Nokia announced in May that as part of its resolution of a multiyear intellectual property dispute with Apple it would become a supplier of IP networking gear to the company and would receive a cash payment from the company. That payment was included in the second quarter earnings.
Nokia’s shares jumped 3.4 percent to $6.38 in mid-day trading, an increase from the previous close of $6.17.
While the equipment maker’s second quarter profitability was strong, the company did report that its network division sales were down 5 percent primarily due to weakness in the mobile sector. “The second quarter showed ongoing challenging market conditions,” said Suri during the investor call.
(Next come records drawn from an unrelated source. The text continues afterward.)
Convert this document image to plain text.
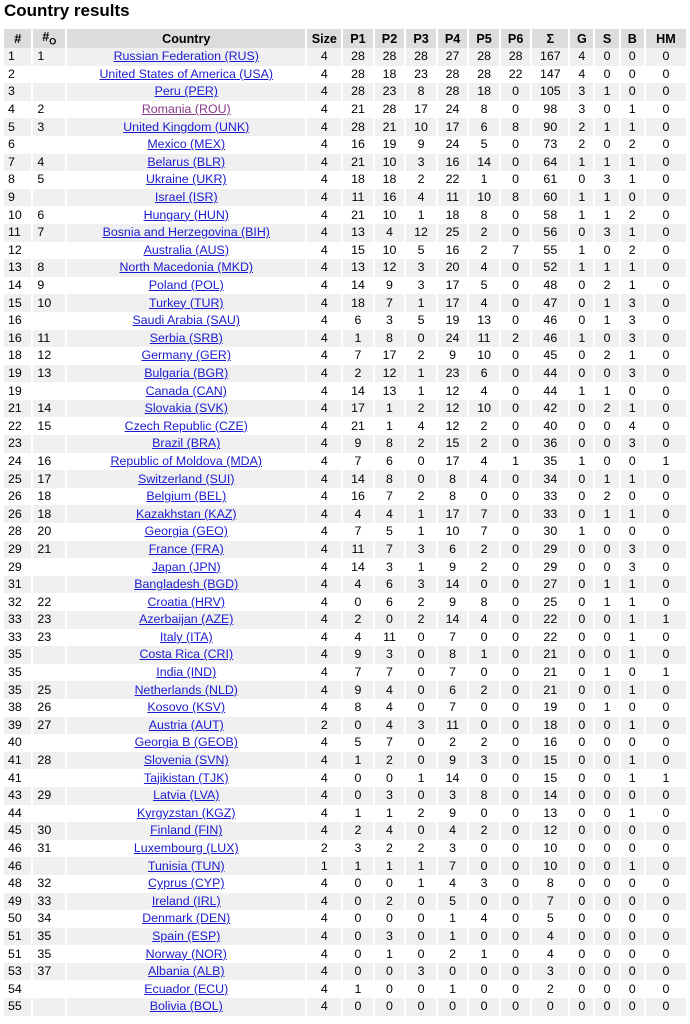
Country results
#	$\#_O$	Country	Size	P1	P2	P3	P4	P5	P6	Σ	G	S	B	HM
1	1	Russian Federation (RUS)	4	28	28	28	27	28	28	167	4	0	0	0
2		United States of America (USA)	4	28	18	23	28	28	22	147	4	0	0	0
3		Peru (PER)	4	28	23	8	28	18	0	105	3	1	0	0
4	2	Romania (ROU)	4	21	28	17	24	8	0	98	3	0	1	0
5	3	United Kingdom (UNK)	4	28	21	10	17	6	8	90	2	1	1	0
6		Mexico (MEX)	4	16	19	9	24	5	0	73	2	0	2	0
7	4	Belarus (BLR)	4	21	10	3	16	14	0	64	1	1	1	0
8	5	Ukraine (UKR)	4	18	18	2	22	1	0	61	0	3	1	0
9		Israel (ISR)	4	11	16	4	11	10	8	60	1	1	0	0
10	6	Hungary (HUN)	4	21	10	1	18	8	0	58	1	1	2	0
11	7	Bosnia and Herzegovina (BIH)	4	13	4	12	25	2	0	56	0	3	1	0
12		Australia (AUS)	4	15	10	5	16	2	7	55	1	0	2	0
13	8	North Macedonia (MKD)	4	13	12	3	20	4	0	52	1	1	1	0
14	9	Poland (POL)	4	14	9	3	17	5	0	48	0	2	1	0
15	10	Turkey (TUR)	4	18	7	1	17	4	0	47	0	1	3	0
16		Saudi Arabia (SAU)	4	6	3	5	19	13	0	46	0	1	3	0
16	11	Serbia (SRB)	4	1	8	0	24	11	2	46	1	0	3	0
18	12	Germany (GER)	4	7	17	2	9	10	0	45	0	2	1	0
19	13	Bulgaria (BGR)	4	2	12	1	23	6	0	44	0	0	3	0
19		Canada (CAN)	4	14	13	1	12	4	0	44	1	1	0	0
21	14	Slovakia (SVK)	4	17	1	2	12	10	0	42	0	2	1	0
22	15	Czech Republic (CZE)	4	21	1	4	12	2	0	40	0	0	4	0
23		Brazil (BRA)	4	9	8	2	15	2	0	36	0	0	3	0
24	16	Republic of Moldova (MDA)	4	7	6	0	17	4	1	35	1	0	0	1
25	17	Switzerland (SUI)	4	14	8	0	8	4	0	34	0	1	1	0
26	18	Belgium (BEL)	4	16	7	2	8	0	0	33	0	2	0	0
26	18	Kazakhstan (KAZ)	4	4	4	1	17	7	0	33	0	1	1	0
28	20	Georgia (GEO)	4	7	5	1	10	7	0	30	1	0	0	0
29	21	France (FRA)	4	11	7	3	6	2	0	29	0	0	3	0
29		Japan (JPN)	4	14	3	1	9	2	0	29	0	0	3	0
31		Bangladesh (BGD)	4	4	6	3	14	0	0	27	0	1	1	0
32	22	Croatia (HRV)	4	0	6	2	9	8	0	25	0	1	1	0
33	23	Azerbaijan (AZE)	4	2	0	2	14	4	0	22	0	0	1	1
33	23	Italy (ITA)	4	4	11	0	7	0	0	22	0	0	1	0
35		Costa Rica (CRI)	4	9	3	0	8	1	0	21	0	0	1	0
35		India (IND)	4	7	7	0	7	0	0	21	0	1	0	1
35	25	Netherlands (NLD)	4	9	4	0	6	2	0	21	0	0	1	0
38	26	Kosovo (KSV)	4	8	4	0	7	0	0	19	0	1	0	0
39	27	Austria (AUT)	2	0	4	3	11	0	0	18	0	0	1	0
40		Georgia B (GEOB)	4	5	7	0	2	2	0	16	0	0	0	0
41	28	Slovenia (SVN)	4	1	2	0	9	3	0	15	0	0	1	0
41		Tajikistan (TJK)	4	0	0	1	14	0	0	15	0	0	1	1
43	29	Latvia (LVA)	4	0	3	0	3	8	0	14	0	0	0	0
44		Kyrgyzstan (KGZ)	4	1	1	2	9	0	0	13	0	0	1	0
45	30	Finland (FIN)	4	2	4	0	4	2	0	12	0	0	0	0
46	31	Luxembourg (LUX)	2	3	2	2	3	0	0	10	0	0	0	0
46		Tunisia (TUN)	1	1	1	1	7	0	0	10	0	0	1	0
48	32	Cyprus (CYP)	4	0	0	1	4	3	0	8	0	0	0	0
49	33	Ireland (IRL)	4	0	2	0	5	0	0	7	0	0	0	0
50	34	Denmark (DEN)	4	0	0	0	1	4	0	5	0	0	0	0
51	35	Spain (ESP)	4	0	3	0	1	0	0	4	0	0	0	0
51	35	Norway (NOR)	4	0	1	0	2	1	0	4	0	0	0	0
53	37	Albania (ALB)	4	0	0	3	0	0	0	3	0	0	0	0
54		Ecuador (ECU)	4	1	0	0	1	0	0	2	0	0	0	0
55		Bolivia (BOL)	4	0	0	0	0	0	0	0	0	0	0	0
Despite the current weakness, Suri said the company is seeing momentum around 5G and anticipates an acceleration in the 5G deployment timeline. “We see some lead customers in the U.S. and China preparing to move earlier on 5G, and that will drive others,” he said, adding that Nokia believes there will be “meaningful” 5G deployments in 2019.
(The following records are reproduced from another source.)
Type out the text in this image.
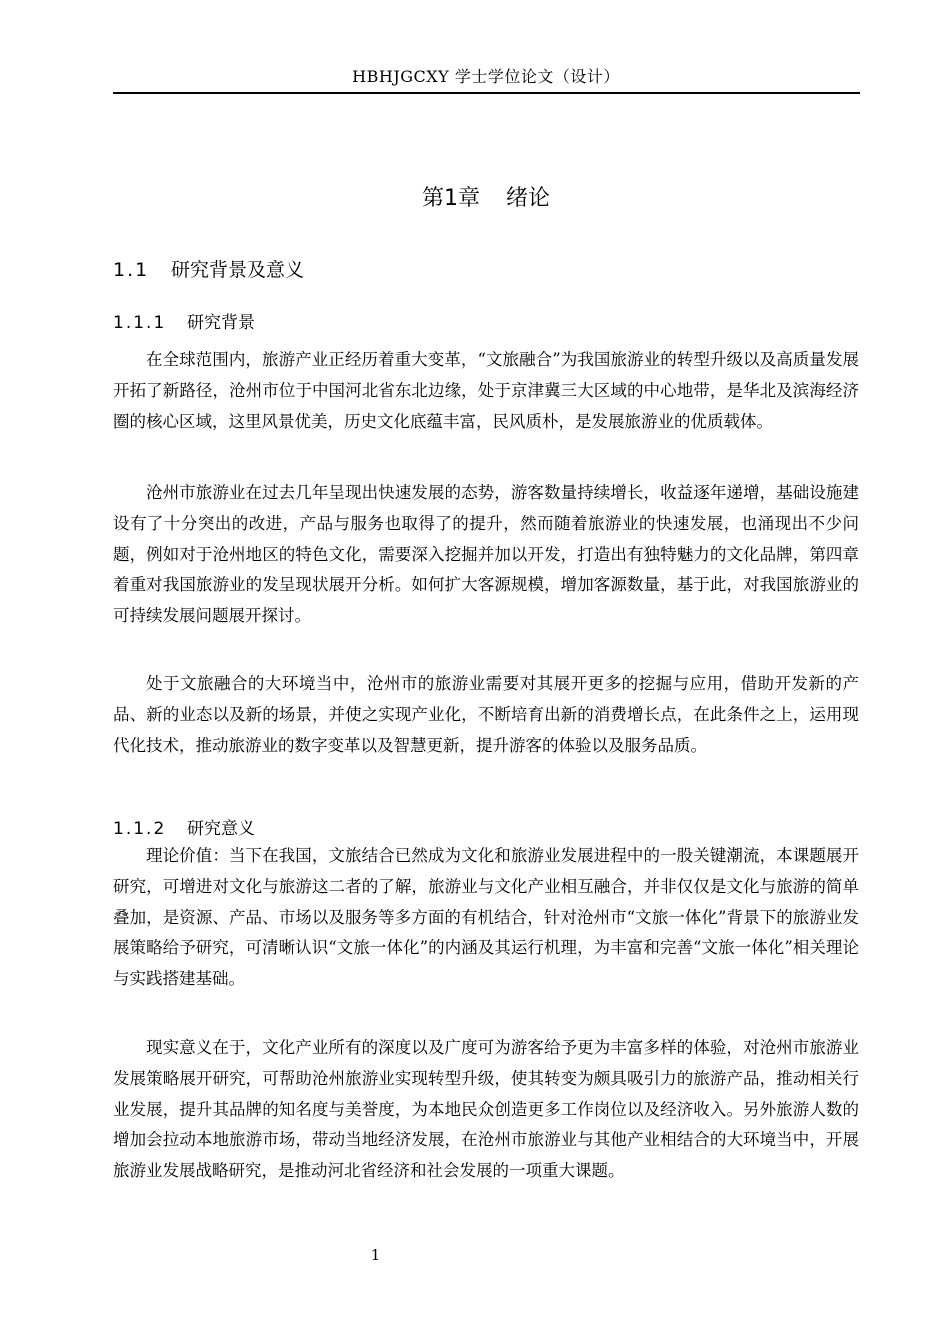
HBHJGCXY 学士学位论文（设计）
第1章 绪论
1.1 研究背景及意义
1.1.1 研究背景

在全球范围内，旅游产业正经历着重大变革，“文旅融合”为我国旅游业的转型升级以及高质量发展开拓了新路径，沧州市位于中国河北省东北边缘，处于京津冀三大区域的中心地带，是华北及滨海经济圈的核心区域，这里风景优美，历史文化底蕴丰富，民风质朴，是发展旅游业的优质载体。

沧州市旅游业在过去几年呈现出快速发展的态势，游客数量持续增长，收益逐年递增，基础设施建设有了十分突出的改进，产品与服务也取得了的提升，然而随着旅游业的快速发展，也涌现出不少问题，例如对于沧州地区的特色文化，需要深入挖掘并加以开发，打造出有独特魅力的文化品牌，第四章着重对我国旅游业的发呈现状展开分析。如何扩大客源规模，增加客源数量，基于此，对我国旅游业的可持续发展问题展开探讨。

处于文旅融合的大环境当中，沧州市的旅游业需要对其展开更多的挖掘与应用，借助开发新的产品、新的业态以及新的场景，并使之实现产业化，不断培育出新的消费增长点，在此条件之上，运用现代化技术，推动旅游业的数字变革以及智慧更新，提升游客的体验以及服务品质。

1.1.2 研究意义

理论价值：当下在我国，文旅结合已然成为文化和旅游业发展进程中的一股关键潮流，本课题展开研究，可增进对文化与旅游这二者的了解，旅游业与文化产业相互融合，并非仅仅是文化与旅游的简单叠加，是资源、产品、市场以及服务等多方面的有机结合，针对沧州市“文旅一体化”背景下的旅游业发展策略给予研究，可清晰认识“文旅一体化”的内涵及其运行机理，为丰富和完善“文旅一体化”相关理论与实践搭建基础。

现实意义在于，文化产业所有的深度以及广度可为游客给予更为丰富多样的体验，对沧州市旅游业发展策略展开研究，可帮助沧州旅游业实现转型升级，使其转变为颇具吸引力的旅游产品，推动相关行业发展，提升其品牌的知名度与美誉度，为本地民众创造更多工作岗位以及经济收入。另外旅游人数的增加会拉动本地旅游市场，带动当地经济发展，在沧州市旅游业与其他产业相结合的大环境当中，开展旅游业发展战略研究，是推动河北省经济和社会发展的一项重大课题。

1
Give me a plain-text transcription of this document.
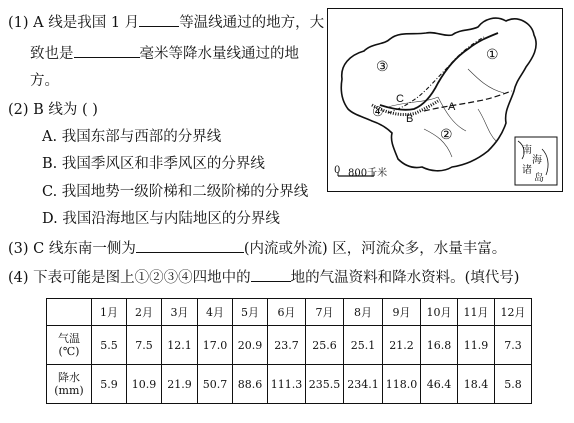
(1) A 线是我国 1 月	等温线通过的地方，大
致也是	毫米等降水量线通过的地
方。
(2) B 线为 ( )
A. 我国东部与西部的分界线
B. 我国季风区和非季风区的分界线
C. 我国地势一级阶梯和二级阶梯的分界线
D. 我国沿海地区与内陆地区的分界线
(3) C 线东南一侧为	(内流或外流) 区，河流众多，水量丰富。
(4) 下表可能是图上①②③④四地中的	地的气温资料和降水资料。(填代号)
③
①
④
②
A
B
C
0 800千米
南
海
诸
岛
	1月	2月	3月	4月	5月	6月	7月	8月	9月	10月	11月	12月

气温
(℃)	5.5	7.5	12.1	17.0	20.9	23.7	25.6	25.1	21.2	16.8	11.9	7.3

降水
(mm)	5.9	10.9	21.9	50.7	88.6	111.3	235.5	234.1	118.0	46.4	18.4	5.8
Interestingly, Suri also said the company thinks 5G will be much more than just a small cell play targeted at densifying the network. Instead, the company now believes 5G will be part of the macro network and will be deployed in the low-, mid-, and high-band spectrum. Because of this, Nokia is planning to accelerate its 5G product lines and focus more on R&D. “The pressure is on us to develop features, and we have to have deep R&D capacity,” Suri said.
He also said that the company must continue to strive for product leadership in the 5G area, especially as it believes it is possible to get market share away from a competitor that is struggling. Although he didn’t say which competitor, it is likely Suri was referring to Ericsson.
In the second quarter Ericsson reported worse-than-expected earnings and warned that its operating income could be further impacted by between $360 million to $600 million over the coming year because of customer contracts that will need to be renegotiated.
Nokia also said that it is in the midst of working with customers in North America to replace Alcatel-Lucent equipment with the company’s flagship AirScale radio platform. The goal is to put Nokia equipment into the networks.
Nokia CEO Rajeev Suri speaks to media and analysts at the 2017 Mobile World Congress.